Image: CHRISTOPHER MINESES/MASHABLE

Karissa Bell

I don’t use Facebook much anymore, but I’ve had an account for more than a decade so going through all my data is a strange look into the past.

The first thing I notice are all my old “timeline” posts from back when it was your “Wall.” Remember how friends used to write messages on your profile? I think it was a holdover from Myspace or something, but it now seems weird to me that we’d all publicly write each other notes that anyone could see. God, these are all so, so cringeworthy now — lots of dumb inside jokes and very thinly veiled references to things that should have never been on social media. I text screenshots to a couple friends who remind me this was back when you had to be in college to have a Facebook account and we never thought “real adults” would be able to see any of this. 

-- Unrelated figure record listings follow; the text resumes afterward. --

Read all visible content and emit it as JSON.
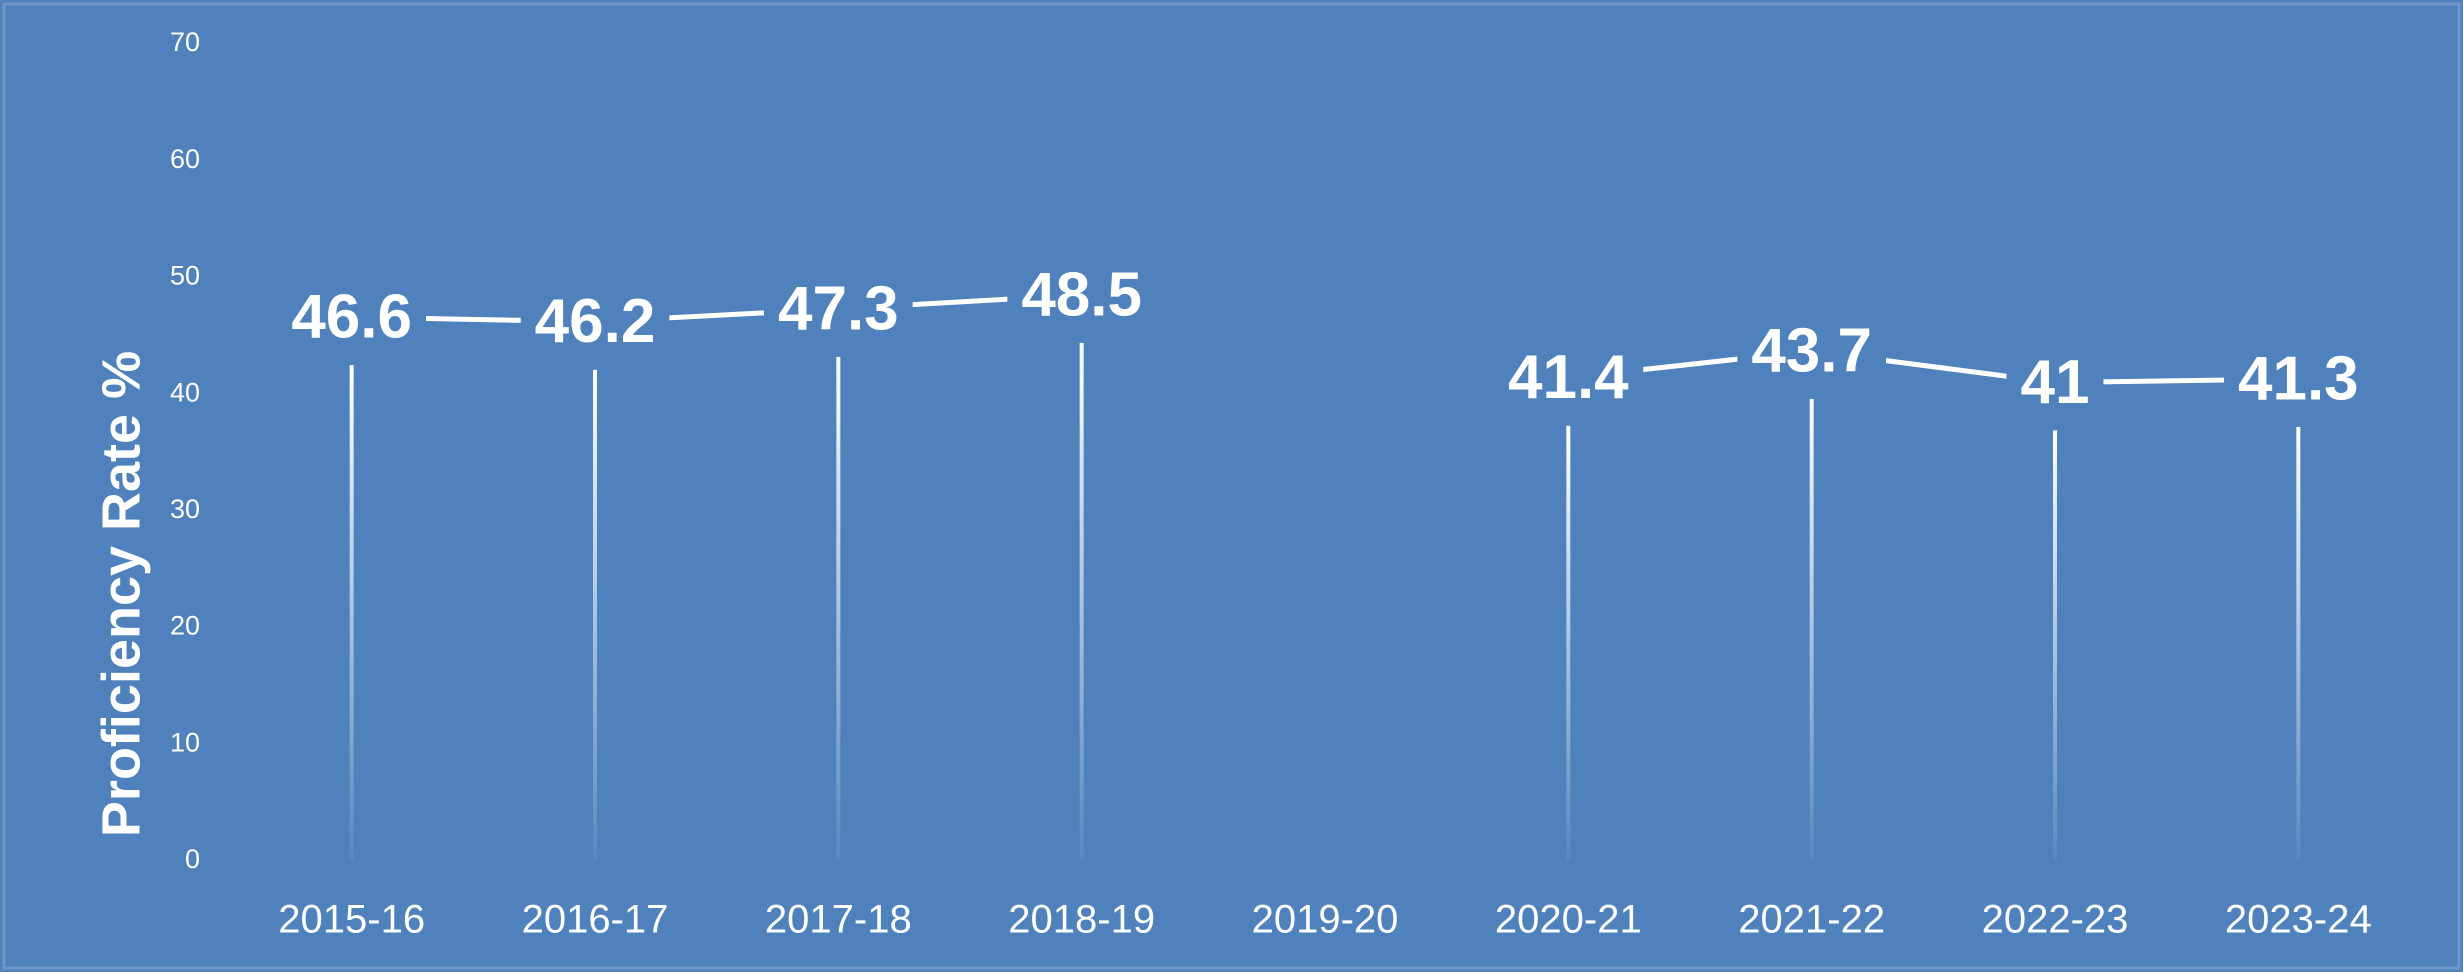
{
  "chart_data": {
    "type": "line",
    "y_label": "Proficiency Rate %",
    "categories": [
      "2015-16",
      "2016-17",
      "2017-18",
      "2018-19",
      "2019-20",
      "2020-21",
      "2021-22",
      "2022-23",
      "2023-24"
    ],
    "series": [
      {
        "name": "Proficiency Rate",
        "color": "#ffffff",
        "values": [
          46.6,
          46.2,
          47.3,
          48.5,
          null,
          41.4,
          43.7,
          41,
          41.3
        ]
      }
    ],
    "ylim": [
      0,
      70
    ],
    "yticks": [
      0,
      10,
      20,
      30,
      40,
      50,
      60,
      70
    ],
    "grid": false
  }
}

I find messages I exchanged with an old friend from elementary school who died a couple years ago and it’s a little bit jarring. We both went to college in the Bay Area and had talked about grabbing coffee to catch up, but we never did. Now I feel bad we didn’t. 

I click over to ads and I’m proud to say my “ad history” only has three ads in it. Two that I hid and one I’m pretty sure I clicked on by mistake. The “advertisers with your contact” info section is mostly unsurprising, except for two: “Viking River Cruises” (is it because I used to watch a lot of PBS??) and PediaSure, which I learn is some kind of nutritional drink for young kids. I have no idea where that came from, but I’m more confused than creeped out.